Specifically, the detection of the presence of the airstream leakage can be verified using a pair of RH meter as illustrated in the Fig 2.

Fig. 2 (Air Passage Leakage Test)

Fig 3 is another version showing how the flow of airstream can be effectively controlled without the leakage into the surrounding work area.

Fig 4 shows the various possible designs or a combination of the designs that can be fully investigated to optimize the use of the current RH Static Eliminator technology as disclosed in this papers. 
Fig.4(a)                                                                    Fig.4(b)

Fig.4(c)                                                                      Fig.4(d)

                           Fig.4(e)                                                            Fig.4(f)

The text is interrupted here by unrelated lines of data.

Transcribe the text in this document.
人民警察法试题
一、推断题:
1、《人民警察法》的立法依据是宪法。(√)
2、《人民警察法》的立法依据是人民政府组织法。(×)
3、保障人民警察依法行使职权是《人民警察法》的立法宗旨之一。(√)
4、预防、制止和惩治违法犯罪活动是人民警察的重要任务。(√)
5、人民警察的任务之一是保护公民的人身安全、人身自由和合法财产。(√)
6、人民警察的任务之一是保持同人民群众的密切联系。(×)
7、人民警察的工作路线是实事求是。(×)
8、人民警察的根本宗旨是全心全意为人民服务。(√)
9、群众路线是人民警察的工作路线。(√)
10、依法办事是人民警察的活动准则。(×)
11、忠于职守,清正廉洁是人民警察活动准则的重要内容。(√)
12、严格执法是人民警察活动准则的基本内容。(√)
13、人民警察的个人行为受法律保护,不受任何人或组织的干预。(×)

Technically, static charge mitigation process is merely a delivery of a stream of moist air to the insulative parts to convert the insulative parts to static dissipative behavior (momentarily) where any static charge will be instantaneously and naturally drained to any metallic structure where the parts rest on and subsequently to ground. 

In other words, skillfully controlled column of humid air stream provides a static dissipative grounding path momentarily (or permanently) for ESD sensitively devices and assembled PCB to instantly drain unwanted static charge safely to ground. 

The targeted spots of static charge neutralization are often moving microchips or moving assembled PCB parts which mainly consist of insulator (moulding compound, polycarbonate, etc) and metallic conductor of IC lead frame and PCB conductive traces prior to the testing point. 

Momentarily exposing the parts with moist air on the exterior surfaces will not cause penetration of moist air inside the parts materials. 

Therefore, the tiny amount of only few molecular thick or less layers of moisture on the part surfaces will quickly escape back into the ambient RH environment after passing through the narrow column of RH controlled airstream. 

There is no condensation of moisture residing on the part surfaces. Condensation will take place only if there is substantial temperature difference AND the prolong exposure between the very dense humid air and the targeted part surfaces. 

It is just like blowing a mouthful of warm moist air onto our "cool" eye glasses and quickly see it evaporating into the air within seconds with nothing left on the eye glasses.